Dr. Hitrava says that her new role on the company’s leadership team “is a wonderful time to join Crescendo, with its commitment to developing and commercializing innovative molecular tests that are opening the doors to personalized medicine for patients with RA and other autoimmune diseases.”
Over the past 11 years, Dr. Hitrava held several leadership positions at Genentech; most recently, she served as group medical director of rheumatology/immunology for the Genentech/Roche group. Prior to her work at Genentech, Dr. Hitrava was regional director of medical affairs for immunology at Centocor.
Dr.

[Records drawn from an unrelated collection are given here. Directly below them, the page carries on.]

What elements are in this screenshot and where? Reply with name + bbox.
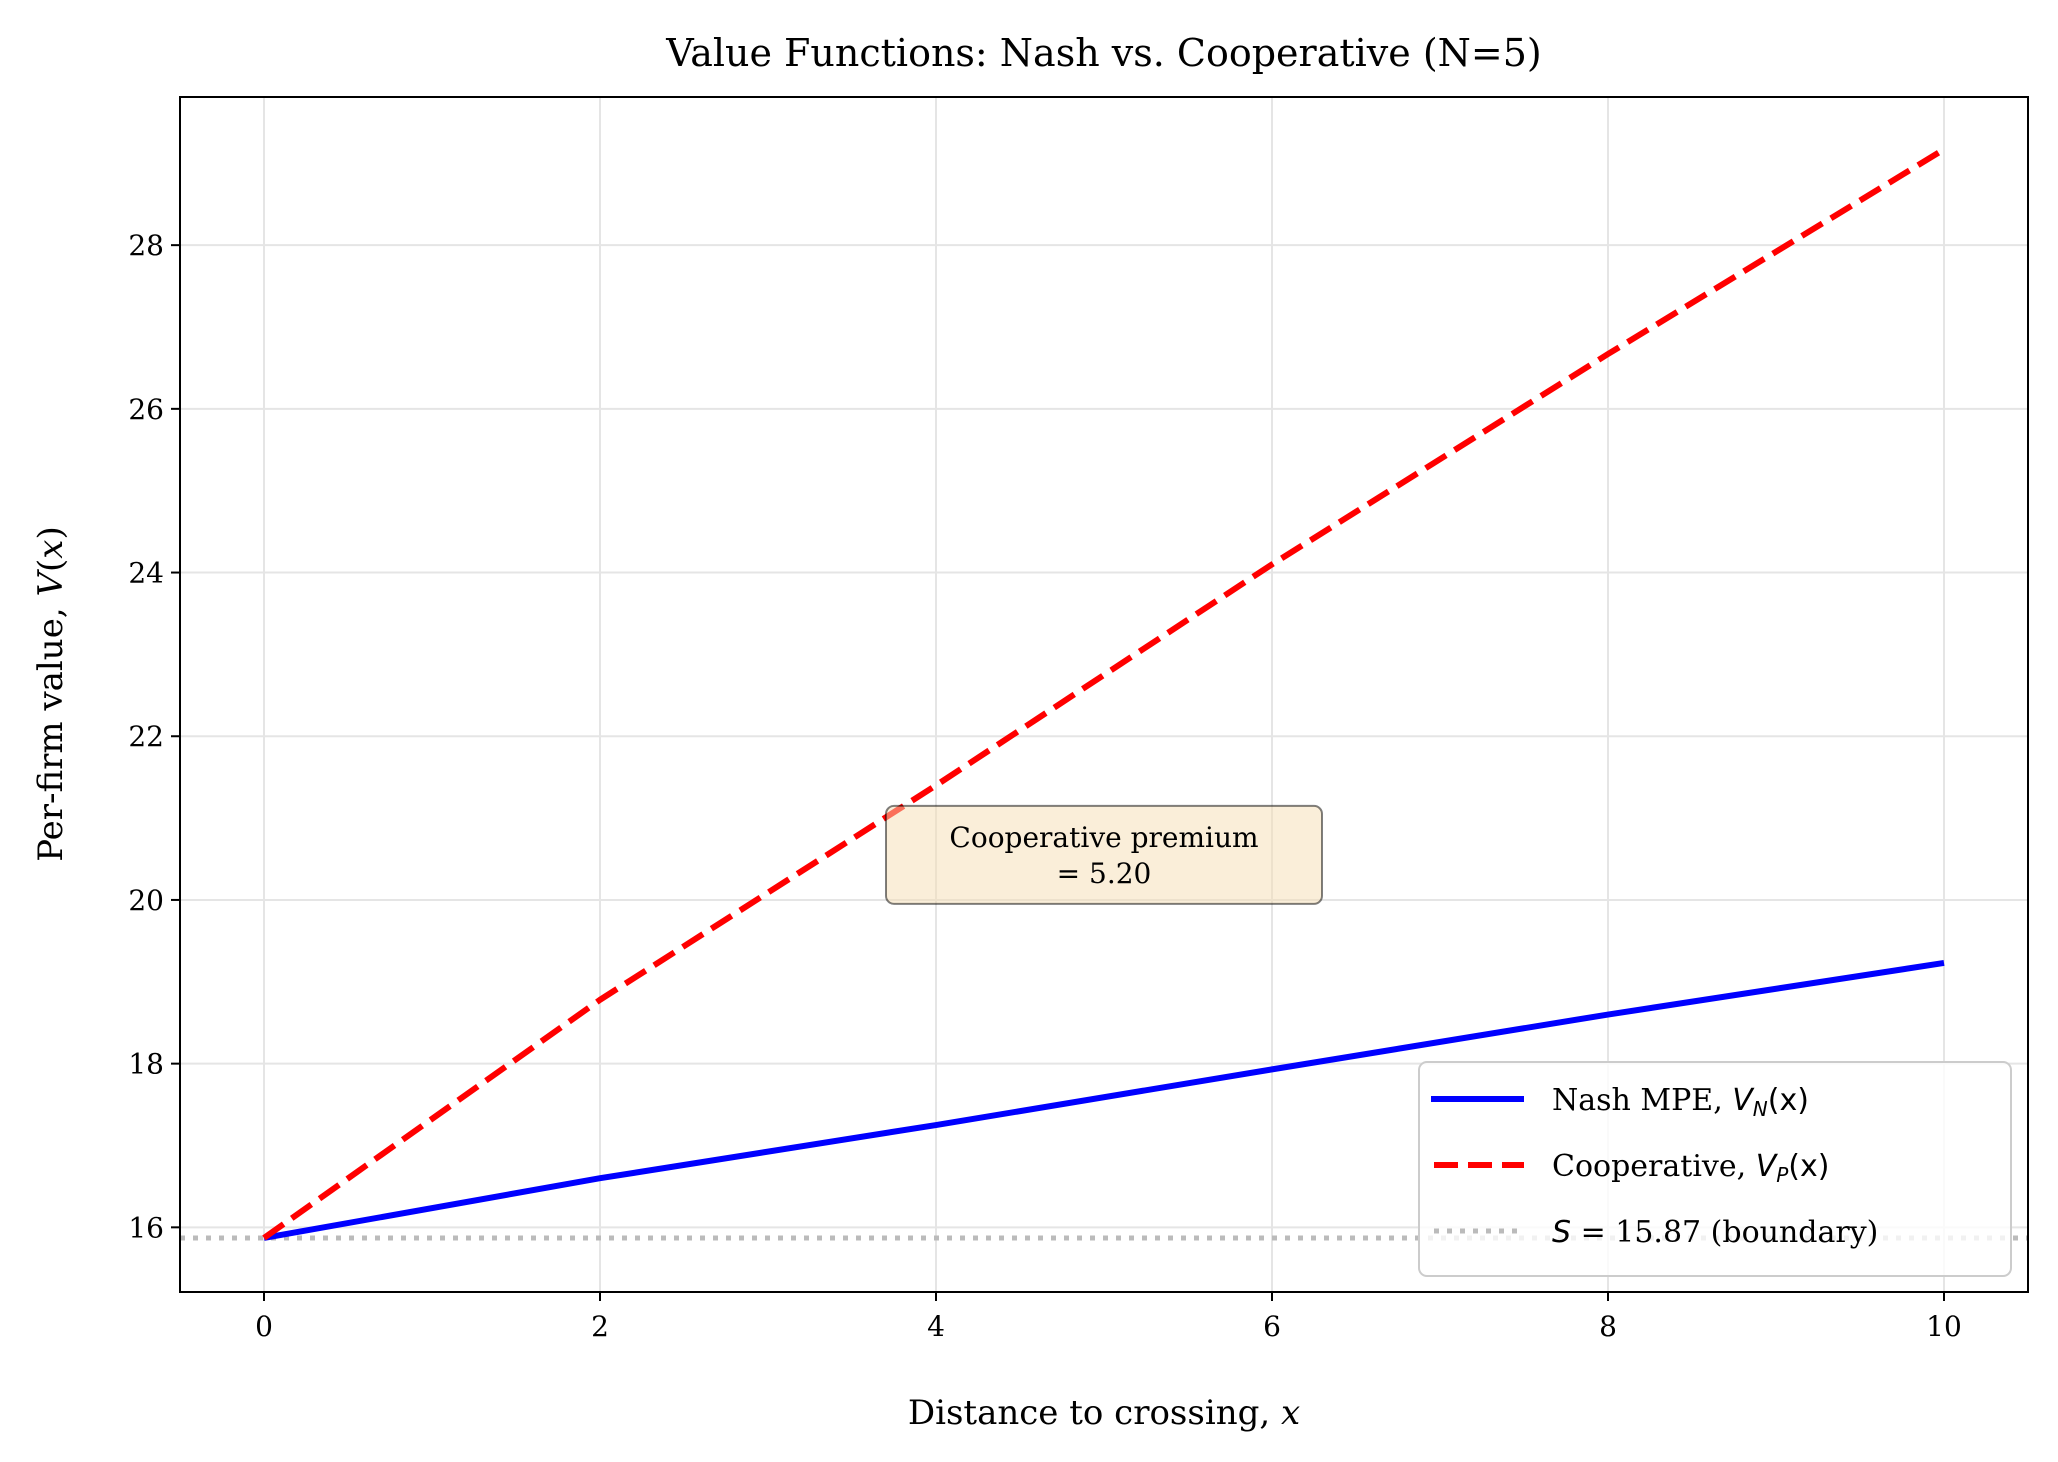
premium-annotation: Cooperative premium = 5.20 [885, 804, 1323, 905]
axes-frame [179, 96, 2029, 1293]
y-tick-label: 22 [128, 720, 164, 753]
grid [180, 97, 2028, 1292]
y-axis-label: Per-firm value, V(x) [31, 526, 71, 861]
y-tick-label: 28 [128, 229, 164, 262]
x-tick-label: 6 [1263, 1310, 1281, 1343]
annotation-line2: = 5.20 [1057, 857, 1152, 890]
y-tick-label: 24 [128, 557, 164, 590]
annotation-line1: Cooperative premium [949, 821, 1258, 854]
legend: Nash MPE, VN(x) Cooperative, VP(x) S = 1… [1418, 1061, 2012, 1277]
legend-nash-label: Nash MPE, VN(x) [1552, 1083, 1809, 1121]
legend-boundary-label: S = 15.87 (boundary) [1552, 1215, 1878, 1250]
x-tick-label: 10 [1926, 1310, 1962, 1343]
y-tick-label: 20 [128, 884, 164, 917]
chart-title: Value Functions: Nash vs. Cooperative (N… [665, 31, 1541, 75]
legend-frame [1418, 1061, 2012, 1277]
x-tick-label: 2 [591, 1310, 609, 1343]
x-tick-label: 4 [927, 1310, 945, 1343]
cooperative-series-line [262, 146, 1946, 1241]
x-axis-label: Distance to crossing, x [908, 1393, 1300, 1433]
y-tick-label: 18 [128, 1048, 164, 1081]
annotation-box [885, 804, 1323, 905]
legend-coop-label: Cooperative, VP(x) [1552, 1149, 1829, 1187]
x-tick-label: 8 [1599, 1310, 1617, 1343]
y-tick-label: 26 [128, 393, 164, 426]
y-tick-label: 16 [128, 1211, 164, 1244]
plot-area [180, 146, 2028, 1241]
nash-series-line [263, 960, 1945, 1241]
x-tick-label: 0 [255, 1310, 273, 1343]
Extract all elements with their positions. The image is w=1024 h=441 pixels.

Hitrava received her medical degree from Semmelweis Medical University in Budapest, she received her doctoral degree in clinical rheumatology from the Institute of Rheumatology of the Russian Academy of Medical Sciences in Moscow, and she completed a postdoctoral fellowship in molecular biology at Thomas Jefferson University in Philadelphia.
Richard H.C. Lai, MD, Joins Great Falls Specialty Center
Richard H.C. Lai, MD, who recently completed a fellowship in rheumatology at the Medstar Washington Hospital Center in Washington, D.C., has joined the Great Falls Clinic in Montana and began seeing patients in mid-October.
After earning a medical degree from the University of SintCQ Eustatius School of Medicine in Cole Bay, St. Maarten, Dr. Lai spent one year in post-graduate clinical research at Johns Hopkins University and completed a residency in internal medicine at Medstar Franklin Square Medical Center in Baltimore.
Dr. Lai is board eligible in internal medicine and rheumatology and carries an active certification in sonography.
Kathy L. Holliman, MEd, is a medical writer based in Beverly, Mass.